The Court's decision will hinge on whether employees have a "reasonable expectation of privacy" when they text while at work.

The Court will also consider whether government workers' rights are less extensive if they use government-owned pagers. There are special constitutional rules for public employees. In O'Connor v. Ortega, the Supreme Court, in a plurality opinion by Justice O'Connor, extended Fourth Amendment privacy protection to government employees under certain circumstances. The plurality opinion effectively held that employees lose their Fourth Amendment privacy rights if they share their workspace with other employees, or if the employer has a policy stating that the employees have no workplace privacy rights. Although the O'Connor framework arguably is inapplicable to Quon because the text messages in Quon were obtained from a private provider and not from a government workplace, the Court may analyze the case under O'Connor and decide to extend or modify its approach.

The Ninth Circuit, which decided the case below, held that users of text messaging services ordinarily have a constitutional expectation of privacy in the contents of their text messages. It held that the police department's informal policy of not examining officer's text messages made the officer's expectation of privacy in those messages reasonable. But, the court did not make clear whether the department's policies are relevant only because of the special constitutional rules for public employees.

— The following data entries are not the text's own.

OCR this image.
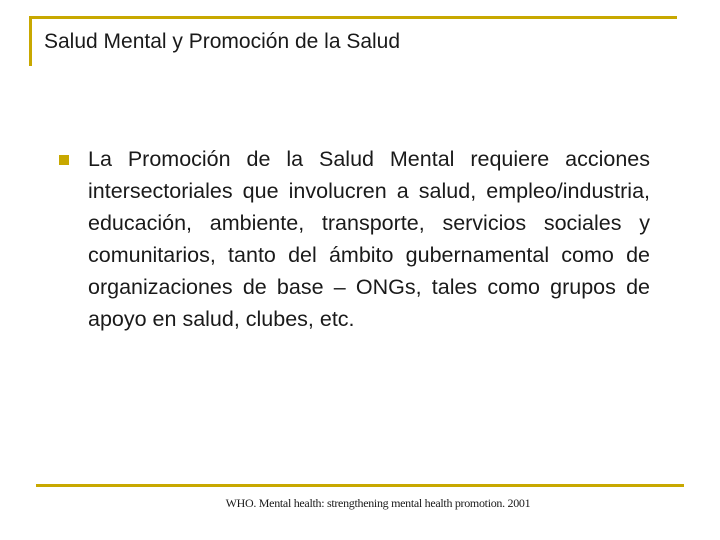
Salud Mental y Promoción de la Salud
La Promoción de la Salud Mental requiere acciones intersectoriales que involucren a salud, empleo/industria, educación, ambiente, transporte, servicios sociales y comunitarios, tanto del ámbito gubernamental como de organizaciones de base – ONGs, tales como grupos de apoyo en salud, clubes, etc.
WHO. Mental health: strengthening mental health promotion. 2001
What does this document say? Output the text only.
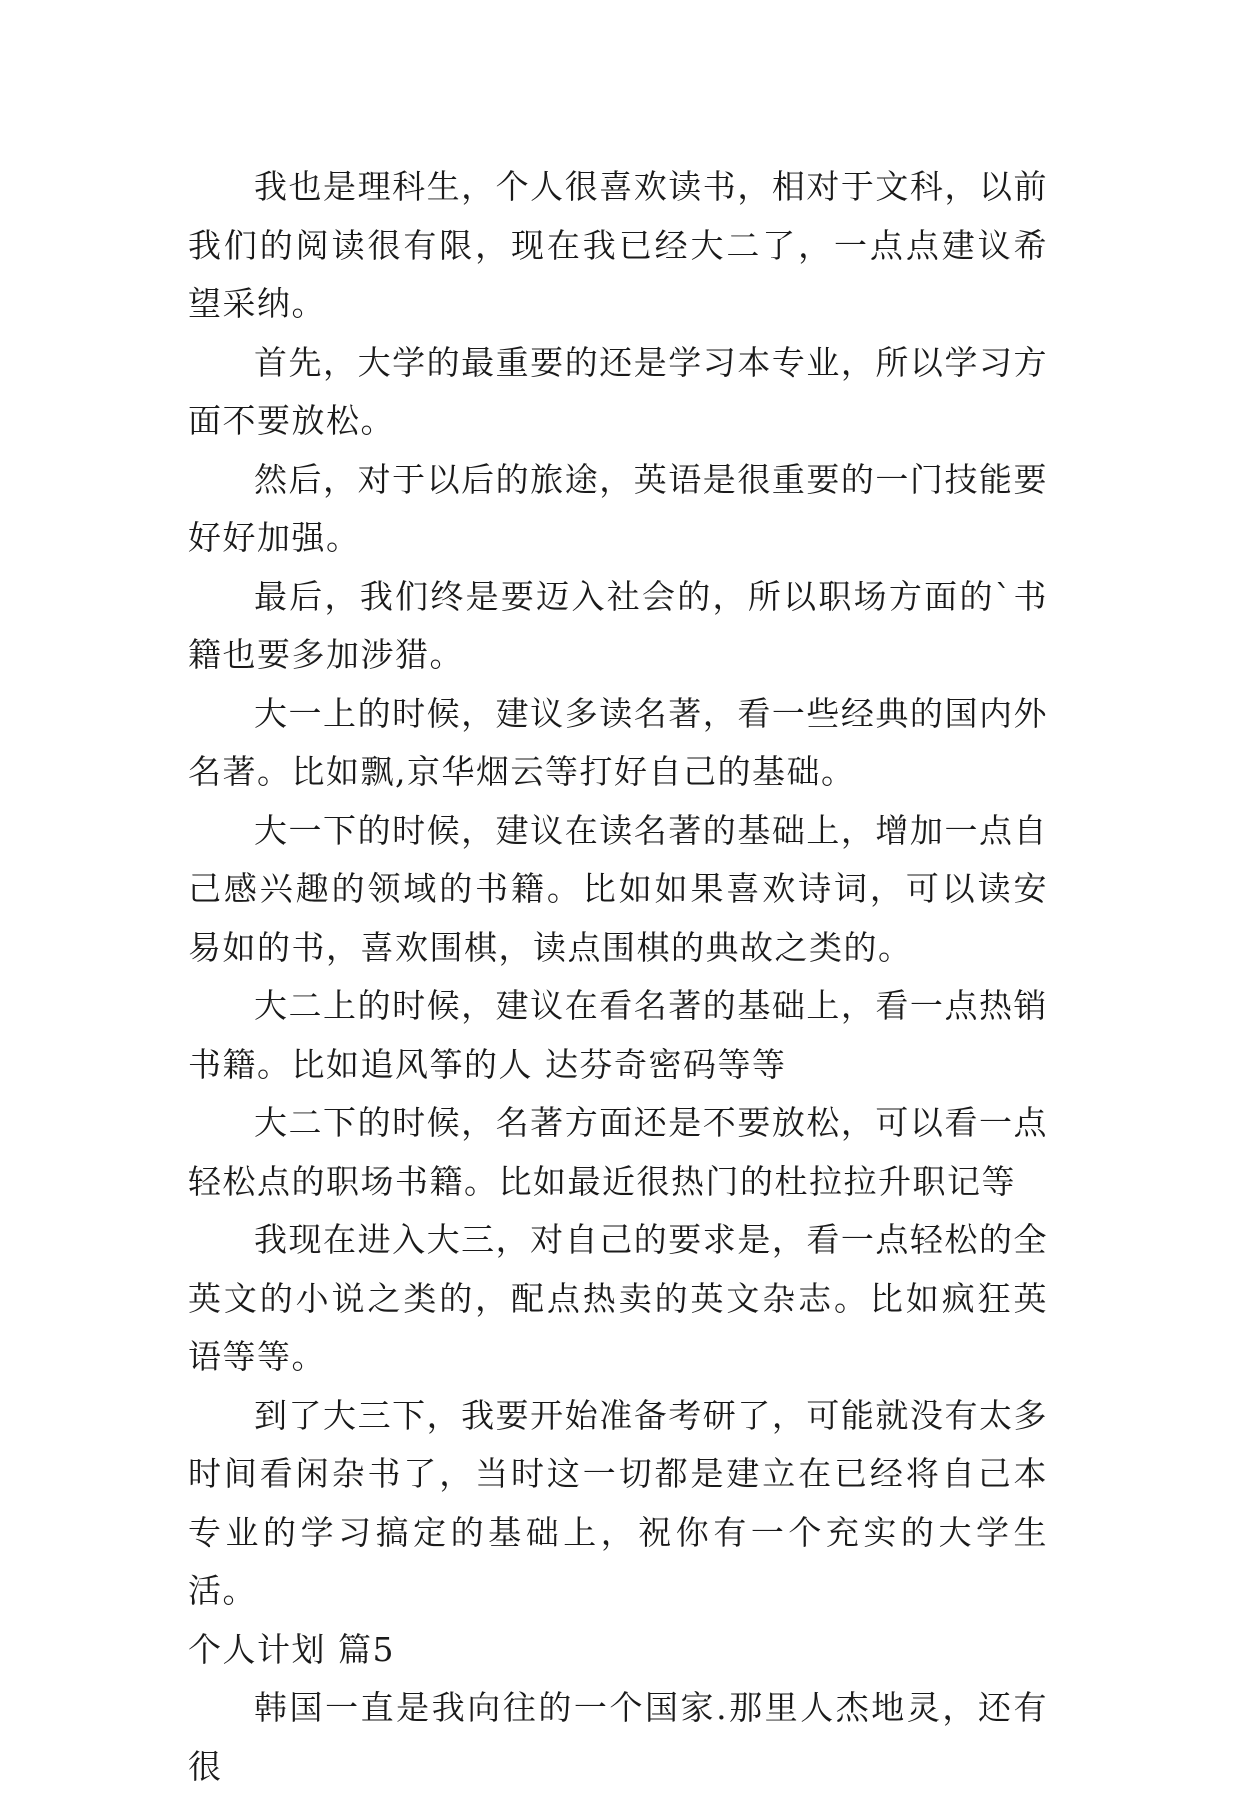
我也是理科生，个人很喜欢读书，相对于文科，以前我们的阅读很有限，现在我已经大二了，一点点建议希望采纳。

首先，大学的最重要的还是学习本专业，所以学习方面不要放松。

然后，对于以后的旅途，英语是很重要的一门技能要好好加强。

最后，我们终是要迈入社会的，所以职场方面的`书籍也要多加涉猎。

大一上的时候，建议多读名著，看一些经典的国内外名著。比如飘,京华烟云等打好自己的基础。

大一下的时候，建议在读名著的基础上，增加一点自己感兴趣的领域的书籍。比如如果喜欢诗词，可以读安易如的书，喜欢围棋，读点围棋的典故之类的。

大二上的时候，建议在看名著的基础上，看一点热销书籍。比如追风筝的人 达芬奇密码等等

大二下的时候，名著方面还是不要放松，可以看一点轻松点的职场书籍。比如最近很热门的杜拉拉升职记等

我现在进入大三，对自己的要求是，看一点轻松的全英文的小说之类的，配点热卖的英文杂志。比如疯狂英语等等。

到了大三下，我要开始准备考研了，可能就没有太多时间看闲杂书了，当时这一切都是建立在已经将自己本专业的学习搞定的基础上，祝你有一个充实的大学生活。

个人计划 篇5

韩国一直是我向往的一个国家.那里人杰地灵，还有很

EPIC's Interest in the Quon Case

EPIC has a long history of working with workplace privacy issues. EPIC's webpage on workplace privacy examines the privacy protection available to workers both in the United States and internationally. In the United States and many third-world countries, workers have very few privacy protections in law. In contrast, European employers are bound by comprehensive data protection acts that limit and regulate the collection of personal information on workers.The Electronic Communications Privacy Act of 1986 (ECPA) is the primary federal statute that offers workers protections in communications privacy. The ECPA prohibits the intentional interception of electronic communications. However, the ECPA contains several loopholes that facilitate employee monitoring.

Cases like Quon present a unique opportunity for courts to affect the privacy protection available to workers in the United States. The lower court's decision in Quon provides strong protections for workplace privacy. EPIC believes it is important for people to be able to keep their personal lives private, even while at work. Quon also raises interesting issues for people who send texts to government employees - it's critical that their privacy be respected too.